LA County Crowned Investment Capital of the US

Los Angeles County topped investment sales figures in 2019, with multifamily and industrial driving the growth.

reprints


All bets are on.

Los Angeles County has become the most attractive and active place in the country for commercial investors after posting the highest sales volume of any market in 2019, surpassing Manhattan.

SEE ALSO: JP Morgan Sells 179K-SF D.C. Office Building for Just $29M

The region saw more than $28 billion pour in for the fourth year in a row, according to CBRE (CBRE). Manhattan and Seattle came in second and third with $25.9 billion and $25 billion, respectively, according to data from Real Capital Analytics.

Eric Willett, a research director for CBRE’s Pacific Southwest region, said L.A.’s strong figures are a vote of confidence for the market, and they highlight how attractive the region has been with its proximity to the popular ports, unique geography and population size.

L.A. County has had remarkable sales volume hovering around $30 billion since 2015,” he told Commercial Observer.

The report showed investors flocking to the region’s institutional assets and stable pricing. For a decade, L.A. has seen growth from multifamily and industrial, and in 2019, those sectors saw all-time highs with $9.5 billion and $7.7 billion in deals, respectively. Willett pointed out that the surge put the two standout classes at nearly 60 percent of all investment in the region — the highest it has ever been for the combined share.

“The county has benefitted from gains in those sectors for the past ten years, but they saw incredible tailwinds in 2019,” Willett said.

CBRE’s report detailed how investors are responding to changing demographics and the notorious rise of e-commerce. It has been a catalyst to both multifamily and industrial, “cementing their presence as preferred asset classes.” Demand for last-mile delivery facilities throughout Southern California continues to heat up as landlords and tenants battle for space near dense city centers.

“The landmark deal of the year was Blackstone (BX)’s $19 billion industrial portfolio acquisition from Singapore-based GLP,” Willett said, referring to the firm’s 179-million-square-foot procurement that was announced in June 2019. “Many Los Angeles industrial assets were part of the portfolio, including over $100 million in South Bay warehouse and distribution facilities.”

Blackstone also added 1.7 million square feet of industrial space in to its L.A. footprint as part of its deal to acquire Colony Industrial for $5.7 billion. Other large L.A. County deals came from Goodman Group, which put down $360 million on two deals for industrial properties during the summer. 

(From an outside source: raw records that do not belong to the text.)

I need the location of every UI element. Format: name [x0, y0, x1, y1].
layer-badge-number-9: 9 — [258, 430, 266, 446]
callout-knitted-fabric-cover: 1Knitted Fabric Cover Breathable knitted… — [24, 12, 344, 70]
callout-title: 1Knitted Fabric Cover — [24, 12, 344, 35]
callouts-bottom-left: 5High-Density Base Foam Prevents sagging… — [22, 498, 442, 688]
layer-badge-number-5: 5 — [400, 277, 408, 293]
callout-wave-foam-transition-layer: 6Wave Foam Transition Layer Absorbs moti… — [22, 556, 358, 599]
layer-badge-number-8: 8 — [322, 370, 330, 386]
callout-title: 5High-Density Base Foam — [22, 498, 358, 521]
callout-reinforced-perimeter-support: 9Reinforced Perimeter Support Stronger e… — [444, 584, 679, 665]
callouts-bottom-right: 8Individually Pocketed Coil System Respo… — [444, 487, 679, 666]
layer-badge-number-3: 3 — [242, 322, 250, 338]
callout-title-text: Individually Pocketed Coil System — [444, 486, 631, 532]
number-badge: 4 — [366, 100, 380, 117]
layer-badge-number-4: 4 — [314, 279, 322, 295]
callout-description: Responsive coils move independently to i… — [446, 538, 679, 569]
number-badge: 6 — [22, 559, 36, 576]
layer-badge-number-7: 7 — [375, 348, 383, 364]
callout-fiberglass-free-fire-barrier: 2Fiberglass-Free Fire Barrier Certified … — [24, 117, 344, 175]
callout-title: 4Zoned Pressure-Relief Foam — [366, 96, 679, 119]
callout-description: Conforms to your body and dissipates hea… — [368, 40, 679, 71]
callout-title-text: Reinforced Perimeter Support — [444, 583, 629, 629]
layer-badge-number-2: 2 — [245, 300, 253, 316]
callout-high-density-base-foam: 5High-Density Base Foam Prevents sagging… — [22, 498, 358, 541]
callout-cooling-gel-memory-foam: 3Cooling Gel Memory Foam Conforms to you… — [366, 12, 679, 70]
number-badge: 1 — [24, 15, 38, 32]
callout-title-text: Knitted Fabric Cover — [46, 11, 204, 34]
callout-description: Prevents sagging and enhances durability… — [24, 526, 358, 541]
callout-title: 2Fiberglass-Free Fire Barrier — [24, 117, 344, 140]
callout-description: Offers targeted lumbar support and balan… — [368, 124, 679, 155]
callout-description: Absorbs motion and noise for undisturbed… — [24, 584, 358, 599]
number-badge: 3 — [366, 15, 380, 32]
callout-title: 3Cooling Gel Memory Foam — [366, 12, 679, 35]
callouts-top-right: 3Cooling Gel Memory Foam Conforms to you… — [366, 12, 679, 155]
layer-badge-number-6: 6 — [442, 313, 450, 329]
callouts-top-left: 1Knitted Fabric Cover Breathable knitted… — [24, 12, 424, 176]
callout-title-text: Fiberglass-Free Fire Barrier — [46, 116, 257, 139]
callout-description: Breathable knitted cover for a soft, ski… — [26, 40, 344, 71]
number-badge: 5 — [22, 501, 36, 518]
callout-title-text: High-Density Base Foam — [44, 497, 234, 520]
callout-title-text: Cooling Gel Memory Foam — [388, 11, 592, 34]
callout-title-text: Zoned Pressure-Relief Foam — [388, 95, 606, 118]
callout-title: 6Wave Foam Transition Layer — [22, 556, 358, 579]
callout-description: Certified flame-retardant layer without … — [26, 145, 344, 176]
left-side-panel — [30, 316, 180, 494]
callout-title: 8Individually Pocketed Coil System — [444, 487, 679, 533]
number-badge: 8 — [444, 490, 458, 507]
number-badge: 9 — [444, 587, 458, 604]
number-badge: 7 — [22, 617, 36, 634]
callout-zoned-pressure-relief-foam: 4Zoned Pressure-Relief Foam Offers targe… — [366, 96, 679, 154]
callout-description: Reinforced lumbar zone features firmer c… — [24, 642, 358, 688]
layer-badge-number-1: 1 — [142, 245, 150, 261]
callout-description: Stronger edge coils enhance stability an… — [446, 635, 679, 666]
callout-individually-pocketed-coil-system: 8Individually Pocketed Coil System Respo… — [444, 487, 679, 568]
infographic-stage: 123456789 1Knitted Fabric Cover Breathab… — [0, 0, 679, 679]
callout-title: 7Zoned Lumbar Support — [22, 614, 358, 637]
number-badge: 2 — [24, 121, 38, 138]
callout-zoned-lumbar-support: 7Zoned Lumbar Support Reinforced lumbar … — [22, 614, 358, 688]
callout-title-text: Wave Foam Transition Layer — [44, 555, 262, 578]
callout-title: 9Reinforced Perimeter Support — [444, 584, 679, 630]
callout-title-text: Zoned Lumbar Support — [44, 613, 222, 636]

Two apartment developments in Downtown L.A. also traded for more than $400 million when Holland Partner Group sold The Griffin and The Grace on Spring Street. And another blockbuster hit in Hollywood, but it wasn’t for a film studio. The Hollywood & Highland retail complex sold to DJM and Gaw Capital for about $320 million. 

Multifamily investment made up 32.3 percent of the total for L.A. in 2019. Industrial made up 26.2 percent; office made up 24.2 percent; retail made up 11.5 percent; and hotel made up 5.9 percent.

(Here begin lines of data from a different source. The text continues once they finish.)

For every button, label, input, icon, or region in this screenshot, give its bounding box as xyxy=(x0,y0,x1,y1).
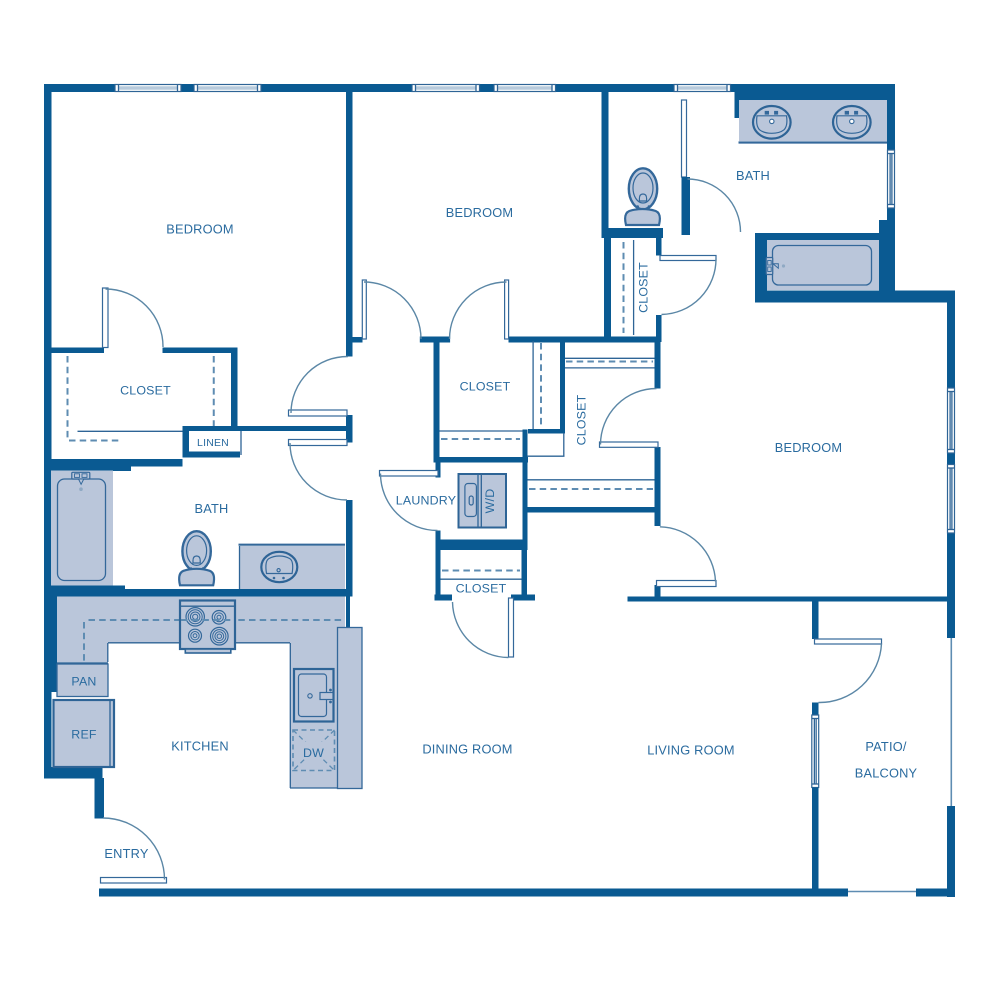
svg-text:REF: REF xyxy=(71,728,97,742)
svg-text:PAN: PAN xyxy=(71,675,96,689)
svg-text:BATH: BATH xyxy=(736,168,770,183)
svg-text:BALCONY: BALCONY xyxy=(855,766,918,781)
svg-text:BEDROOM: BEDROOM xyxy=(166,222,234,237)
svg-text:PATIO/: PATIO/ xyxy=(865,739,906,754)
svg-text:LAUNDRY: LAUNDRY xyxy=(396,494,456,508)
svg-text:LIVING ROOM: LIVING ROOM xyxy=(647,743,735,758)
svg-text:CLOSET: CLOSET xyxy=(637,262,651,313)
svg-text:CLOSET: CLOSET xyxy=(456,582,507,596)
svg-text:CLOSET: CLOSET xyxy=(575,394,589,445)
svg-text:DINING ROOM: DINING ROOM xyxy=(422,742,512,757)
svg-text:BATH: BATH xyxy=(195,501,229,516)
svg-text:ENTRY: ENTRY xyxy=(104,846,148,861)
svg-text:BEDROOM: BEDROOM xyxy=(775,440,843,455)
svg-text:CLOSET: CLOSET xyxy=(120,384,171,398)
svg-text:W/D: W/D xyxy=(483,489,497,514)
svg-text:BEDROOM: BEDROOM xyxy=(446,205,514,220)
svg-text:CLOSET: CLOSET xyxy=(460,380,511,394)
svg-text:DW: DW xyxy=(303,746,324,760)
svg-text:KITCHEN: KITCHEN xyxy=(171,739,229,754)
svg-text:LINEN: LINEN xyxy=(197,437,229,449)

A separate study released Thursday by JLL (JLL) compared L.A.’s industrial market from 2010 to 2019 as it became the most sought-after region in the United States. It showed sales price per square foot has jumped 203 percent to $183 per square foot in that time. 

A Shifting Buyer Base

CBRE’s report showed that institutional funds, not including foreign investors, acquired more properties than they sold, reversing a six-year trend of being a net seller. The domestic investors posted $1.9 billion in net acquisitions in L.A. County. For comparison, in 2016, such U.S. institutional investors sold more than $6 billion in assets.

Willett said it’s more difficult to immediately define what drives interstate ebbs and flows, but part of 2019’s gains were driven by the long expansion period. 

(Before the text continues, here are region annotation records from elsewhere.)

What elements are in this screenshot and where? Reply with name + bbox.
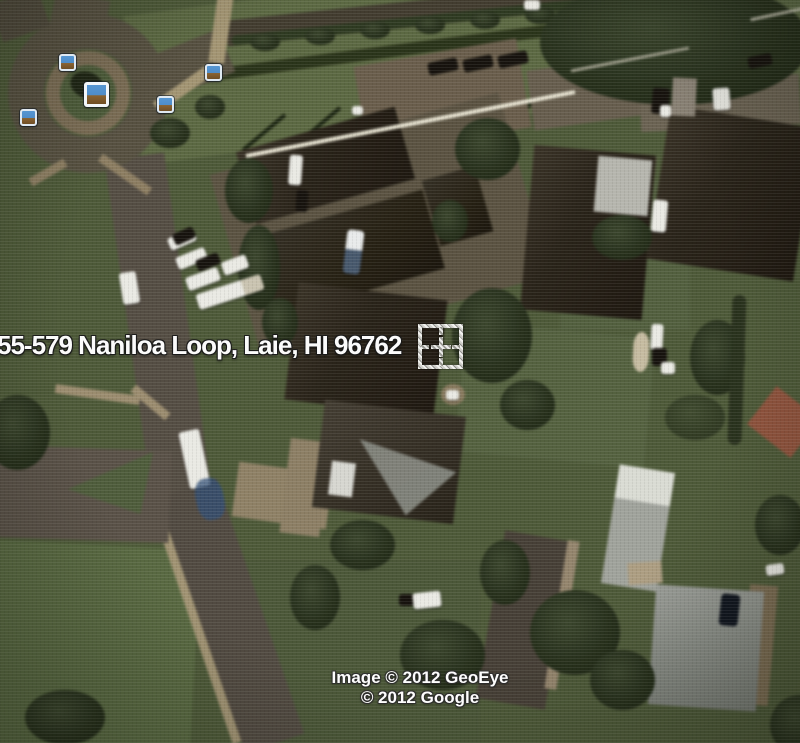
- address-label: 55-579 Naniloa Loop, Laie, HI 96762: [0, 330, 401, 361]
- crosshair-tick: [439, 327, 443, 335]
- photo-marker[interactable]: [205, 64, 222, 81]
- crosshair-tick: [439, 358, 443, 366]
- map-viewport[interactable]: 55-579 Naniloa Loop, Laie, HI 96762 Imag…: [0, 0, 800, 743]
- photo-marker[interactable]: [157, 96, 174, 113]
- photo-marker-selected[interactable]: [84, 82, 109, 107]
- attribution-line-2: © 2012 Google: [332, 688, 509, 708]
- crosshair-tick: [452, 345, 460, 349]
- crosshair-plus-icon: [439, 337, 443, 357]
- attribution-line-1: Image © 2012 GeoEye: [332, 668, 509, 688]
- photo-marker[interactable]: [20, 109, 37, 126]
- crosshair-tick: [421, 345, 429, 349]
- attribution: Image © 2012 GeoEye © 2012 Google: [332, 668, 509, 708]
- photo-marker[interactable]: [59, 54, 76, 71]
- map-overlay: 55-579 Naniloa Loop, Laie, HI 96762 Imag…: [0, 0, 800, 743]
- placemark-crosshair[interactable]: [418, 324, 463, 369]
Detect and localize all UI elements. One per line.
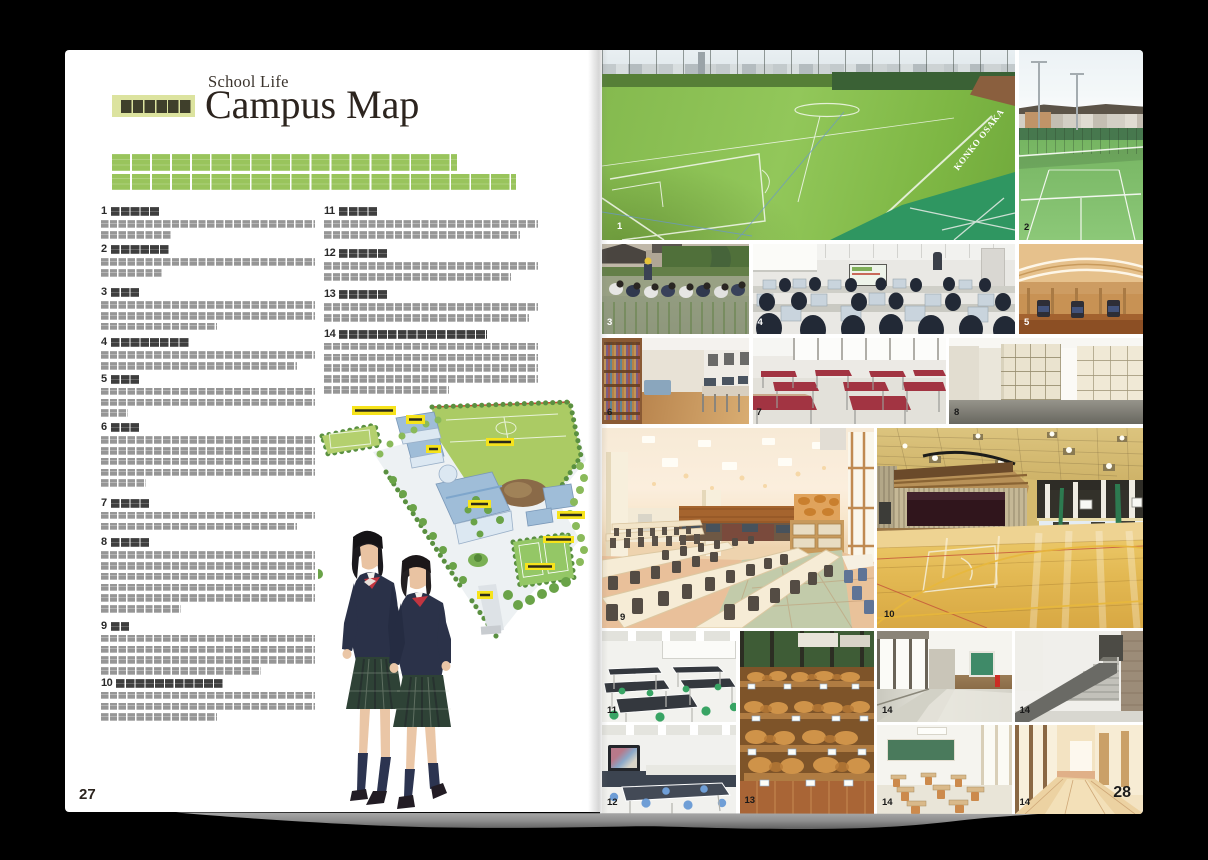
svg-text:KONKO OSAKA: KONKO OSAKA xyxy=(952,107,1006,173)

“A lot of firms were sitting on the sidelines with a lot of dry powder,” he said. “But now there’s more activity, and as this period of optimism continues, they’re coming off the sidelines.”

Conversely, investors from outside the U.S. were net sellers in L.A. County for the first time in eight years, according to CBRE’s report. Together, foreign investors unloaded more than $368 million in net assets. In 2016, they were buyers of nearly $5 billion, for comparison. 

Willett said there was reduced volume from several sources, like GLP’s deal with Blackstone, but the withdrawal by Chinese investors was the driver. Trade tensions with the country and political pressures on their investors to recapture U.S. capital caused a 96-percent drop in three years. Once at $1.5 billion in 2016, Chinese activity dropped to $64 million in 2019.

“The shift in Chinese investment is the clearest story,” Willett said. “Four years ago, that was the largest cohort in terms of investment volume. Since then, it’s dwindled to practically nothing.”

Cap rates for stabilized assets have also been consistent across product types the past four years in L.A. County. Cap rates in the region are hovering around 4 percent for stabilized Class A assets, at or near all-time lows.